Research Programs of Excellence
Child Development and Autism
The University of Rochester has one of the largest autism spectrum disorder research programs in the U.S., and is one of only 17 Autism Treatment Network sites. We collaborate with researchers across the country to study causes, characteristics, and care of children and youth with autism spectrum disorders and other developmental disorders. We are testing new treatments and comparing different treatment options to identify the most effective therapies that optimize care for these children. Our unique partnerships with the community are crucial to advancing our work. Basic studies are also underway to understand the neurobiology and behavioral responses of individuals with autism. In addition, our nationally-recognized environmental medicine group is actively investigating the relationship between environmental exposures and autism.
Child Health Promotion
Our researchers are working to ensure that new treatments are not only safe and effective for children, but that they reach the children who need them most. For instance, we are one of seven sites in the country whose research has led to major advances in understanding respiratory and diarrheal diseases, changes in vaccine recommendations, and the development of new vaccines for children. Our community-based research is nationally recognized for its work in immunization delivery and asthma prevention. Through unique partnerships between researchers and pediatricians at Golisano Children’s Hospital, the University, and throughout the Rochester community, we have proven to be a national model for pediatric care.
Childhood infections are considered routine in pediatric practice. However, some infections can lead to serious complications and, in rare cases, death. We have established a legacy of excellence in the study of childhood infections. For example, pioneering pediatric studies were instrumental in the development of vaccines for type B Haemophilus influenzae (Hib), virtually eradicating a leading cause of meningitis in preschoolers, preventing thousands of cases of permanent brain damage every year. We are also one of the leading centers of influenza research in the country.

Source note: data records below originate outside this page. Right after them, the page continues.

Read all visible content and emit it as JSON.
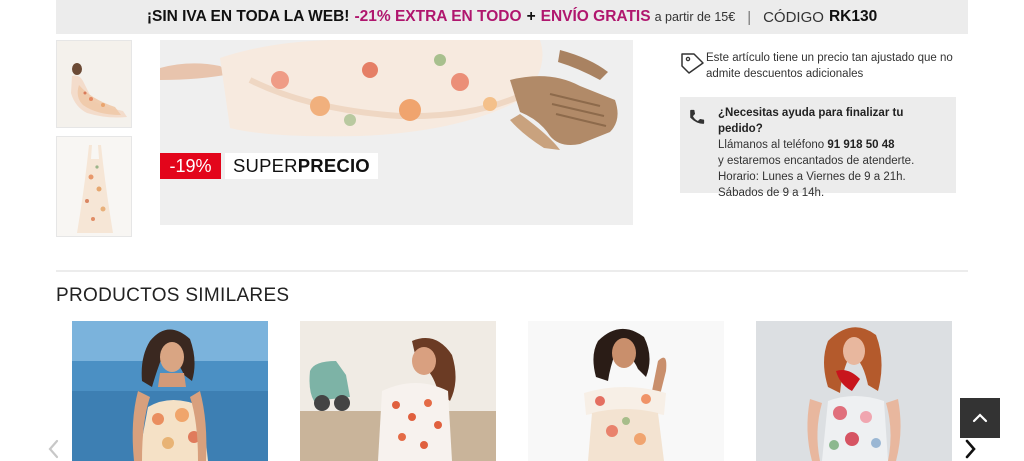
{
  "promo": {
    "part1": "¡SIN IVA EN TODA LA WEB!",
    "part2": "-21% EXTRA EN TODO",
    "plus": "+",
    "part3": "ENVÍO GRATIS",
    "part4": "a partir de 15€",
    "separator": "|",
    "code_label": "CÓDIGO",
    "code_value": "RK130"
  },
  "product": {
    "discount": "-19%",
    "badge_normal": "SUPER",
    "badge_bold": "PRECIO"
  },
  "price_note": {
    "line1": "Este artículo tiene un precio tan ajustado que no",
    "line2": "admite descuentos adicionales",
    "icon": "price-tag-icon"
  },
  "help": {
    "title": "¿Necesitas ayuda para finalizar tu pedido?",
    "line1_prefix": "Llámanos al teléfono",
    "phone": "91 918 50 48",
    "line2": "y estaremos encantados de atenderte.",
    "line3": "Horario: Lunes a Viernes de 9 a 21h.",
    "line4": "Sábados de 9 a 14h.",
    "icon": "phone-icon"
  },
  "similar": {
    "title": "PRODUCTOS SIMILARES"
  },
  "colors": {
    "promo_bg": "#ececec",
    "magenta": "#b0166e",
    "discount_red": "#e3051b",
    "scroll_top_bg": "#333333"
  }
}
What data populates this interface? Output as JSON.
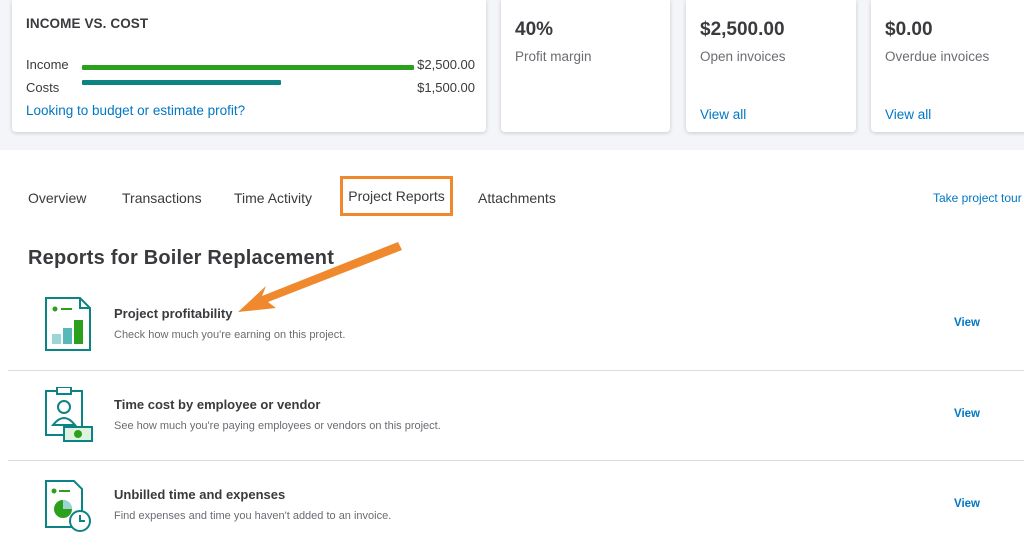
{
  "income_vs_cost": {
    "title": "INCOME VS. COST",
    "income_label": "Income",
    "income_value": "$2,500.00",
    "costs_label": "Costs",
    "costs_value": "$1,500.00",
    "income_amount": 2500,
    "costs_amount": 1500,
    "income_color": "#2ca01c",
    "costs_color": "#0d8484",
    "budget_link": "Looking to budget or estimate profit?"
  },
  "metrics": [
    {
      "value": "40%",
      "label": "Profit margin"
    },
    {
      "value": "$2,500.00",
      "label": "Open invoices",
      "link": "View all"
    },
    {
      "value": "$0.00",
      "label": "Overdue invoices",
      "link": "View all"
    }
  ],
  "tabs": [
    {
      "label": "Overview"
    },
    {
      "label": "Transactions"
    },
    {
      "label": "Time Activity"
    },
    {
      "label": "Project Reports",
      "active": true
    },
    {
      "label": "Attachments"
    }
  ],
  "take_tour": "Take project tour",
  "section_title": "Reports for Boiler Replacement",
  "reports": [
    {
      "title": "Project profitability",
      "subtitle": "Check how much you're earning on this project.",
      "action": "View",
      "icon": "profitability-report-icon"
    },
    {
      "title": "Time cost by employee or vendor",
      "subtitle": "See how much you're paying employees or vendors on this project.",
      "action": "View",
      "icon": "employee-badge-icon"
    },
    {
      "title": "Unbilled time and expenses",
      "subtitle": "Find expenses and time you haven't added to an invoice.",
      "action": "View",
      "icon": "unbilled-clock-icon"
    }
  ],
  "colors": {
    "accent_link": "#0077c5",
    "highlight": "#f0892d",
    "icon_teal": "#0d8484",
    "icon_green": "#2ca01c"
  }
}
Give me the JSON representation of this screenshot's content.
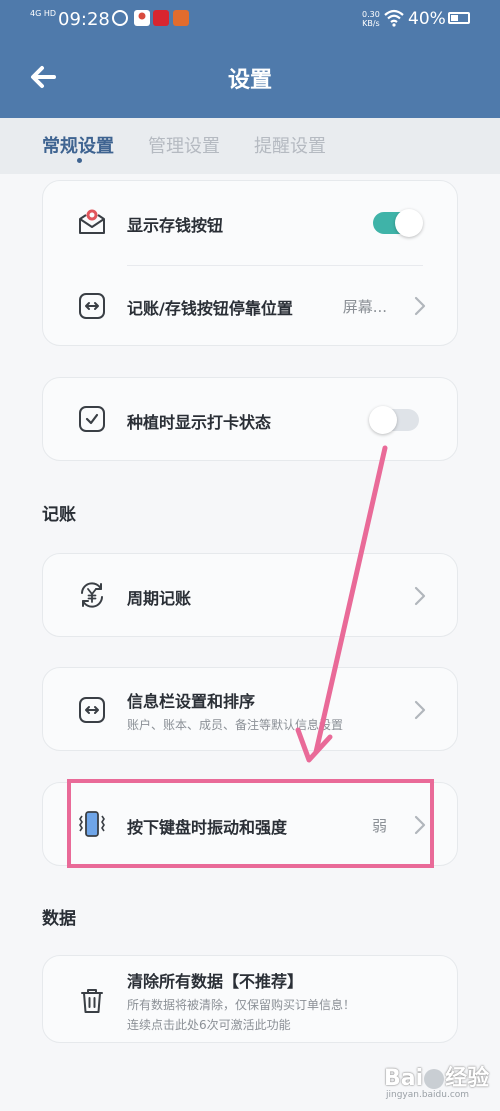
{
  "status_bar": {
    "network": "4G HD",
    "time": "09:28",
    "speed_value": "0.30",
    "speed_unit": "KB/s",
    "battery": "40%"
  },
  "header": {
    "title": "设置"
  },
  "tabs": [
    {
      "label": "常规设置",
      "active": true
    },
    {
      "label": "管理设置",
      "active": false
    },
    {
      "label": "提醒设置",
      "active": false
    }
  ],
  "general": {
    "show_save_button": {
      "label": "显示存钱按钮",
      "on": true
    },
    "button_dock": {
      "label": "记账/存钱按钮停靠位置",
      "value": "屏幕..."
    },
    "show_checkin": {
      "label": "种植时显示打卡状态",
      "on": false
    }
  },
  "accounting": {
    "section_title": "记账",
    "recurring": {
      "label": "周期记账"
    },
    "info_bar": {
      "label": "信息栏设置和排序",
      "sub": "账户、账本、成员、备注等默认信息设置"
    },
    "vibration": {
      "label": "按下键盘时振动和强度",
      "value": "弱"
    }
  },
  "data_section": {
    "section_title": "数据",
    "clear_all": {
      "label": "清除所有数据【不推荐】",
      "sub1": "所有数据将被清除，仅保留购买订单信息！",
      "sub2": "连续点击此处6次可激活此功能"
    }
  },
  "watermark": {
    "brand": "Bai",
    "brand2": "经验",
    "url": "jingyan.baidu.com"
  },
  "colors": {
    "header": "#4f7aab",
    "accent": "#3fb3a8",
    "annotation": "#e96a98",
    "active_tab": "#3f6491"
  }
}
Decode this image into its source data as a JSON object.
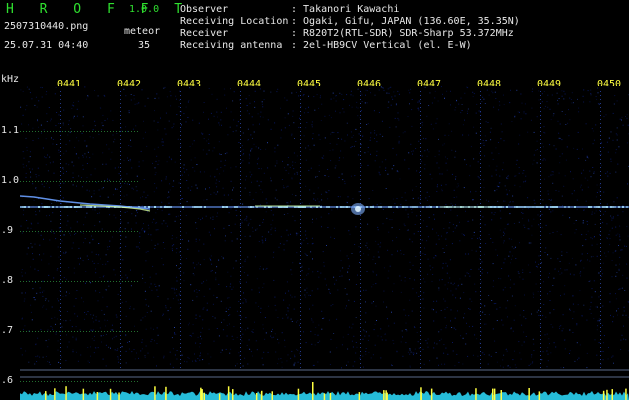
{
  "header": {
    "app_name": "H R O F F T",
    "version": "1.0.0",
    "file_name": "2507310440.png",
    "datetime": "25.07.31 04:40",
    "count_label": "meteor",
    "count_value": "35",
    "info_rows": [
      {
        "label": "Observer",
        "value": ": Takanori Kawachi"
      },
      {
        "label": "Receiving Location",
        "value": ": Ogaki, Gifu, JAPAN (136.60E, 35.35N)"
      },
      {
        "label": "Receiver",
        "value": ": R820T2(RTL-SDR) SDR-Sharp 53.372MHz"
      },
      {
        "label": "Receiving antenna",
        "value": ": 2el-HB9CV Vertical (el. E-W)"
      }
    ]
  },
  "axis": {
    "unit": "kHz",
    "y_ticks": [
      "1.1",
      "1.0",
      ".9",
      ".8",
      ".7",
      ".6"
    ],
    "minute_labels": [
      "0441",
      "0442",
      "0443",
      "0444",
      "0445",
      "0446",
      "0447",
      "0448",
      "0449",
      "0450"
    ]
  },
  "colors": {
    "background": "#000000",
    "noise": "#0a1a6a",
    "signal": "#aee8ff",
    "baseline": "#2ad0f0",
    "marker": "#ffff40",
    "text": "#e8e8e8",
    "accent": "#2fe02f"
  }
}
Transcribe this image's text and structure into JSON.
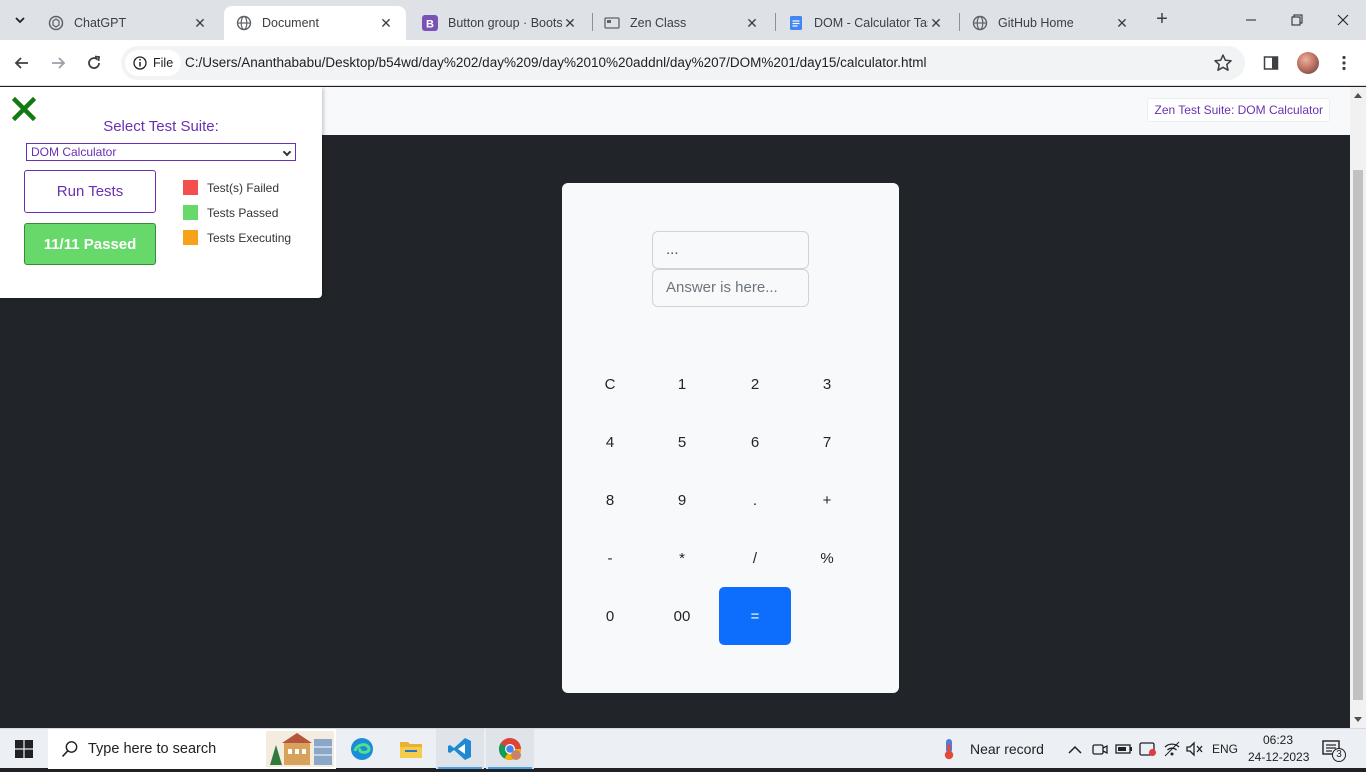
{
  "browser": {
    "tabs": [
      {
        "title": "ChatGPT",
        "active": false
      },
      {
        "title": "Document",
        "active": true
      },
      {
        "title": "Button group · Bootst",
        "active": false
      },
      {
        "title": "Zen Class",
        "active": false
      },
      {
        "title": "DOM - Calculator Tas",
        "active": false
      },
      {
        "title": "GitHub Home",
        "active": false
      }
    ],
    "site_chip": "File",
    "url": "C:/Users/Ananthababu/Desktop/b54wd/day%202/day%209/day%2010%20addnl/day%207/DOM%201/day15/calculator.html"
  },
  "page": {
    "zen_label": "Zen Test Suite: DOM Calculator"
  },
  "test_panel": {
    "title": "Select Test Suite:",
    "selected_suite": "DOM Calculator",
    "run_label": "Run Tests",
    "result_label": "11/11 Passed",
    "legend": [
      {
        "label": "Test(s) Failed",
        "color": "#f54e4e"
      },
      {
        "label": "Tests Passed",
        "color": "#66d96a"
      },
      {
        "label": "Tests Executing",
        "color": "#f7a21b"
      }
    ]
  },
  "calculator": {
    "display_value": "...",
    "answer_placeholder": "Answer is here...",
    "keys": [
      [
        "C",
        "1",
        "2",
        "3"
      ],
      [
        "4",
        "5",
        "6",
        "7"
      ],
      [
        "8",
        "9",
        ".",
        "+"
      ],
      [
        "-",
        "*",
        "/",
        "%"
      ],
      [
        "0",
        "00",
        "="
      ]
    ],
    "primary_color": "#0d6efd"
  },
  "taskbar": {
    "search_placeholder": "Type here to search",
    "weather": "Near record",
    "language": "ENG",
    "time": "06:23",
    "date": "24-12-2023",
    "notification_count": "3"
  }
}
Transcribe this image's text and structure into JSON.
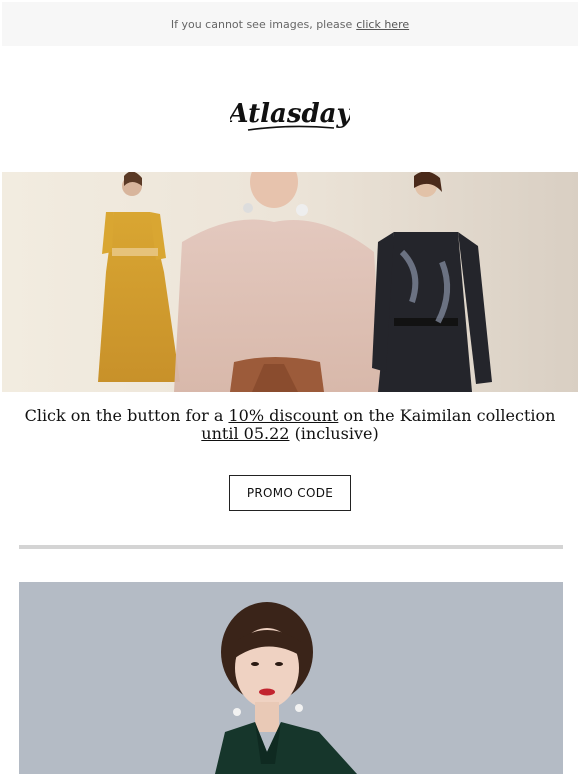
{
  "preheader": {
    "text": "If you cannot see images, please",
    "link_label": "click here"
  },
  "brand": {
    "logo_text": "Atlasday"
  },
  "hero": {
    "icon": "hero-banner-image"
  },
  "promo": {
    "line1_prefix": "Click on the button for a",
    "line1_discount": "10% discount",
    "line1_suffix": "on the Kaimilan collection",
    "line2_until": "until 05.22",
    "line2_suffix": "(inclusive)",
    "button_label": "PROMO CODE"
  },
  "colors": {
    "preheader_bg": "#f7f7f7",
    "divider": "#d4d4d4",
    "button_border": "#222222"
  }
}
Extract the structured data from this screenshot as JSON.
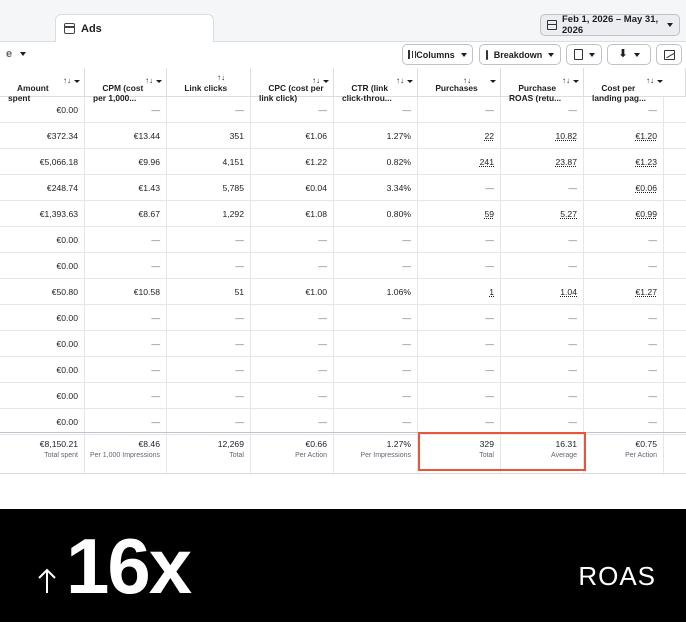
{
  "tab": {
    "label": "Ads"
  },
  "date_range": {
    "label": "Feb 1, 2026 – May 31, 2026"
  },
  "toolbar": {
    "left_partial": "e",
    "columns_label": "Columns",
    "breakdown_label": "Breakdown"
  },
  "table": {
    "headers": [
      "Amount\nspent",
      "CPM (cost\nper 1,000...",
      "Link clicks",
      "CPC (cost per\nlink click)",
      "CTR (link\nclick-throu...",
      "Purchases",
      "Purchase\nROAS (retu...",
      "Cost per\nlanding pag..."
    ],
    "rows": [
      [
        "€0.00",
        "—",
        "—",
        "—",
        "—",
        "—",
        "—",
        "—"
      ],
      [
        "€372.34",
        "€13.44",
        "351",
        "€1.06",
        "1.27%",
        "22",
        "10.82",
        "€1.20"
      ],
      [
        "€5,066.18",
        "€9.96",
        "4,151",
        "€1.22",
        "0.82%",
        "241",
        "23.87",
        "€1.23"
      ],
      [
        "€248.74",
        "€1.43",
        "5,785",
        "€0.04",
        "3.34%",
        "—",
        "—",
        "€0.06"
      ],
      [
        "€1,393.63",
        "€8.67",
        "1,292",
        "€1.08",
        "0.80%",
        "59",
        "5.27",
        "€0.99"
      ],
      [
        "€0.00",
        "—",
        "—",
        "—",
        "—",
        "—",
        "—",
        "—"
      ],
      [
        "€0.00",
        "—",
        "—",
        "—",
        "—",
        "—",
        "—",
        "—"
      ],
      [
        "€50.80",
        "€10.58",
        "51",
        "€1.00",
        "1.06%",
        "1",
        "1.04",
        "€1.27"
      ],
      [
        "€0.00",
        "—",
        "—",
        "—",
        "—",
        "—",
        "—",
        "—"
      ],
      [
        "€0.00",
        "—",
        "—",
        "—",
        "—",
        "—",
        "—",
        "—"
      ],
      [
        "€0.00",
        "—",
        "—",
        "—",
        "—",
        "—",
        "—",
        "—"
      ],
      [
        "€0.00",
        "—",
        "—",
        "—",
        "—",
        "—",
        "—",
        "—"
      ],
      [
        "€0.00",
        "—",
        "—",
        "—",
        "—",
        "—",
        "—",
        "—"
      ]
    ],
    "totals": [
      {
        "value": "€8,150.21",
        "label": "Total spent"
      },
      {
        "value": "€8.46",
        "label": "Per 1,000 Impressions"
      },
      {
        "value": "12,269",
        "label": "Total"
      },
      {
        "value": "€0.66",
        "label": "Per Action"
      },
      {
        "value": "1.27%",
        "label": "Per Impressions"
      },
      {
        "value": "329",
        "label": "Total"
      },
      {
        "value": "16.31",
        "label": "Average"
      },
      {
        "value": "€0.75",
        "label": "Per Action"
      }
    ]
  },
  "banner": {
    "headline": "16x",
    "metric": "ROAS"
  },
  "colors": {
    "highlight": "#e8563a",
    "banner_bg": "#000000",
    "banner_text": "#ffffff"
  }
}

Our current research focuses on understanding the body’s immune response to infections and the basic biology of pathogens, developing new vaccines, and discovering new drugs to treat infections.
In the last 30 years, our ability to support and care for our smallest premature infants has improved dramatically. Our researchers were the first to administer lung surfactant to premature infants, saving the lives of tens of thousands of babies. Today, while neonatal lung disease and infection continue to be two important causes of disease and disability in premature infants, we continue to be nationally recognized, housing the nation’s only Respiratory Pathogens Research Center and one of the country’s most state-of-the-art inhalation facilities to study lung disease. Our current research focuses on identifying infants at greatest risk, understanding how oxygen affects the developing lung, and how prematurity affects the development of disease later in life. We are also investigating new drugs to help high-risk premature infants fight severe fungal infections that cause their substantial illness or death.
Stem Cells/Cancer Research
Nearly 14,000 children and adolescents are diagnosed with cancer each year in the U.S. While the survival rate has increased dramatically during the past 40 years, cancer remains a leading cause of death in children, and two-thirds of childhood survivors face at least one chronic health condition. Our researchers are studying not only the underlying biology of cancers, but of cellular and molecular development, blood disorders, genetic diseases, and immune system disorders. Their studies are helping us better understand how cancers form, how to reduce the toxicity of treatments like radiation, and how to improve treatments like bone marrow transplantation by using blood stem cells to restore the immune system. Our goal is to develop new vaccines and therapies that provide precision cancer care, and that, ultimately, prevent and cure cancer.